O governador José Serra pretende encaminhar até o final de junho à Assembléia Legislativa o projeto de uma nova lei para a regularização das terras no Pontal do Paranapanema, extremo oeste do Estado de São Paulo. A região, que concentra o maior número de conflitos agrários do Estado, é uma das áreas de atuação mais forte do Movimento dos Sem-Terra (MST). O governador, que entregou 969 títulos de propriedade a antigos posseiros de Itapeva, no sudoeste do Estado, disse que pretende fazer todo empenho para resolver as questões fundiárias durante o seu governo. Serra incumbiu o secretário da Justiça, Luiz Antonio Marrey, de elaborar o projeto. Marrey contou que já ouviu prefeituras, líderes de sem-terra e ruralistas, mas voltará a conversar com todas as partes quando o texto do projeto estiver pronto. "O governo vai agir para garantir o interesse permanente da sociedade da região." Segundo ele, o governo tem interesse em que a região de pacifique. "É preciso a paz social para atrair investimentos." A lei atual, editada pelo ex-governador Geraldo Alckmin, previa o pagamento de uma compensação pelos fazendeiros em troca da titulação das terras com área superior a 500 hectares. A contrapartida podia ser dada em terras ou dinheiro, mas a lei praticamente não teve adesão. Os conflitos entre sem-terra e fazendeiros continuaram ocorrendo. Só este ano, houve 22 invasões de fazendas na região.
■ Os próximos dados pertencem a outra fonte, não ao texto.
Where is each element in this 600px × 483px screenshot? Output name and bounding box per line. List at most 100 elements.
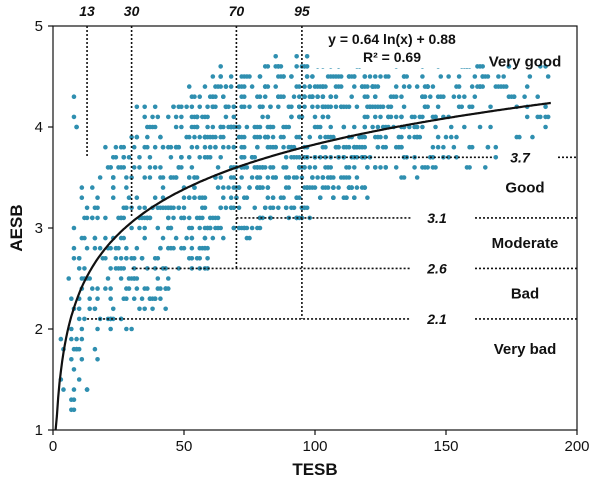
scatter-point (247, 185, 252, 190)
scatter-point (124, 175, 129, 180)
scatter-point (477, 124, 483, 130)
scatter-point (147, 165, 153, 170)
scatter-point (365, 165, 370, 170)
scatter-point (352, 84, 357, 89)
scatter-point (197, 134, 203, 140)
scatter-point (506, 64, 512, 69)
scatter-point (118, 215, 124, 221)
scatter-point (76, 306, 82, 312)
scatter-point (257, 104, 263, 110)
scatter-point (176, 165, 182, 170)
scatter-point (278, 94, 284, 99)
scatter-point (430, 144, 436, 150)
scatter-point (210, 215, 216, 221)
scatter-point (341, 124, 347, 130)
scatter-point (79, 185, 85, 190)
scatter-point (69, 336, 74, 342)
scatter-point (302, 104, 307, 110)
scatter-point (176, 266, 182, 271)
scatter-point (472, 94, 478, 99)
scatter-point (205, 114, 210, 120)
scatter-point (137, 306, 142, 312)
scatter-point (124, 245, 129, 251)
scatter-point (200, 205, 205, 211)
scatter-point (158, 175, 163, 180)
scatter-point (82, 316, 87, 322)
scatter-point (236, 134, 242, 140)
scatter-point (152, 144, 158, 150)
scatter-point (524, 114, 530, 120)
scatter-point (283, 205, 289, 211)
y-threshold-label: 2.1 (426, 311, 447, 327)
scatter-point (113, 266, 119, 271)
scatter-point (105, 276, 111, 281)
scatter-point (213, 225, 218, 231)
scatter-point (121, 144, 127, 150)
scatter-point (331, 185, 336, 190)
scatter-point (192, 175, 197, 180)
scatter-point (90, 286, 95, 291)
scatter-point (323, 144, 328, 150)
scatter-point (189, 144, 195, 150)
scatter-point (163, 266, 168, 271)
class-label: Good (505, 180, 544, 197)
equation-box: y = 0.64 ln(x) + 0.88 R² = 0.69 (311, 28, 473, 68)
scatter-point (276, 205, 281, 211)
scatter-point (352, 195, 357, 200)
scatter-point (260, 215, 265, 221)
scatter-point (270, 134, 276, 140)
scatter-point (462, 124, 467, 130)
scatter-point (352, 74, 357, 79)
scatter-point (155, 114, 161, 120)
scatter-point (328, 175, 334, 180)
scatter-point (152, 124, 158, 130)
scatter-point (435, 144, 441, 150)
scatter-point (110, 195, 116, 200)
scatter-point (221, 195, 226, 200)
scatter-point (454, 84, 459, 89)
scatter-point (265, 144, 271, 150)
scatter-point (194, 114, 200, 120)
scatter-point (527, 74, 533, 79)
scatter-point (76, 266, 82, 271)
scatter-point (79, 357, 85, 362)
scatter-point (448, 124, 454, 130)
scatter-point (422, 94, 428, 99)
scatter-point (372, 165, 378, 170)
scatter-point (273, 84, 279, 89)
scatter-point (370, 84, 375, 89)
scatter-point (441, 144, 446, 150)
scatter-point (165, 144, 171, 150)
scatter-point (380, 144, 386, 150)
scatter-point (260, 114, 265, 120)
scatter-point (231, 104, 237, 110)
scatter-point (150, 306, 155, 312)
scatter-point (131, 144, 137, 150)
scatter-point (485, 144, 491, 150)
scatter-point (268, 104, 273, 110)
scatter-point (401, 175, 407, 180)
scatter-point (307, 84, 313, 89)
scatter-point (323, 155, 328, 160)
scatter-point (181, 195, 187, 200)
scatter-point (202, 245, 208, 251)
scatter-point (171, 104, 176, 110)
scatter-point (265, 114, 271, 120)
scatter-point (205, 104, 210, 110)
scatter-point (273, 175, 279, 180)
scatter-point (438, 74, 444, 79)
scatter-point (142, 306, 147, 312)
scatter-point (221, 235, 226, 241)
scatter-point (273, 54, 279, 59)
scatter-point (480, 74, 485, 79)
scatter-point (239, 155, 244, 160)
scatter-point (103, 215, 108, 221)
scatter-point (281, 74, 286, 79)
scatter-point (320, 94, 326, 99)
scatter-point (228, 205, 234, 211)
scatter-point (393, 144, 399, 150)
scatter-point (362, 74, 368, 79)
scatter-point (192, 134, 197, 140)
scatter-point (283, 155, 289, 160)
scatter-point (82, 215, 87, 221)
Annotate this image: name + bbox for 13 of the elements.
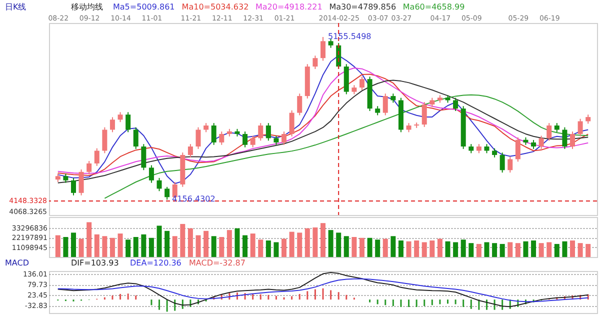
chart-title: MACD bbox=[5, 258, 29, 268]
text: MACD=-32.87 bbox=[189, 258, 246, 268]
text: DEA=120.36 bbox=[130, 258, 182, 268]
text: Ma30=4789.856 bbox=[329, 2, 396, 12]
annotation: 4156.4302 bbox=[172, 194, 216, 204]
text: Ma60=4658.99 bbox=[402, 2, 465, 12]
text: Ma10=5034.632 bbox=[182, 2, 249, 12]
annotation: 5155.5498 bbox=[328, 32, 372, 41]
chart-title: 日K线 bbox=[5, 2, 26, 12]
text: Ma5=5009.861 bbox=[113, 2, 175, 12]
text: Ma20=4918.221 bbox=[256, 2, 322, 12]
legend-title: 移动均线 bbox=[71, 2, 103, 12]
text: DIF=103.93 bbox=[71, 258, 119, 268]
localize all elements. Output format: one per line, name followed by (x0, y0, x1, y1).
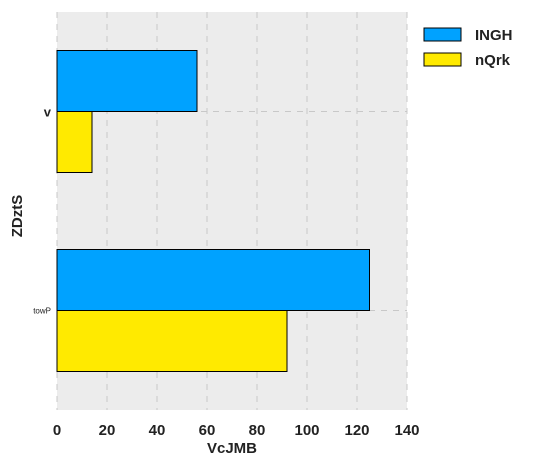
x-tick-label: 80 (249, 422, 266, 439)
bar-INGH-v (56, 50, 198, 112)
legend-label-nQrk: nQrk (475, 52, 511, 69)
bar-nQrk-v (56, 111, 93, 173)
x-tick-labels: 0 20 40 60 80 100 120 140 (53, 422, 420, 439)
x-axis-title: VcJMB (207, 440, 257, 457)
bar-INGH-towP (56, 249, 370, 311)
x-tick-label: 20 (99, 422, 116, 439)
x-tick-label: 100 (294, 422, 319, 439)
y-tick-label: v (44, 105, 52, 120)
legend: INGH nQrk (423, 27, 513, 69)
x-tick-label: 120 (344, 422, 369, 439)
x-tick-label: 60 (199, 422, 216, 439)
legend-swatch-nQrk (423, 52, 462, 67)
legend-swatch-INGH (423, 27, 462, 42)
y-tick-labels: v towP (33, 105, 52, 316)
x-tick-label: 40 (149, 422, 166, 439)
bars (56, 50, 370, 372)
x-tick-label: 140 (394, 422, 419, 439)
legend-label-INGH: INGH (475, 27, 513, 44)
y-axis-title: ZDztS (9, 195, 26, 238)
y-tick-label: towP (33, 307, 51, 316)
bar-nQrk-towP (56, 310, 288, 372)
x-tick-label: 0 (53, 422, 61, 439)
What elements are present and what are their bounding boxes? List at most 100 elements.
O secretário disse que a nova proposta deve estimular a negociação. Marrey rebateu declaração do prefeito de Sandovalina, Divaldo Pereira (PMDB), que denunciou à imprensa a venda de cestas básicas por pessoas ligadas ao MST, de que teria denunciado o caso à Secretaria e não teve retorno. "O prefeito entrou em contato com a Secretaria para pedir uma orientação e ele foi devidamente orientado a procurar a Polícia ou o Ministério Público." Na última quinta-feira, ao ler matéria publicada pelo Estado, o secretário tomou a iniciativa de encaminhar ofício à Procuradoria da República pedindo a apuração, "uma vez que se trata de denúncia de desvio de cesta básica comprada com verba federal". Ele disse esperar que o prefeito não se omita na sua obrigação de procurar a polícia e denunciar formalmente.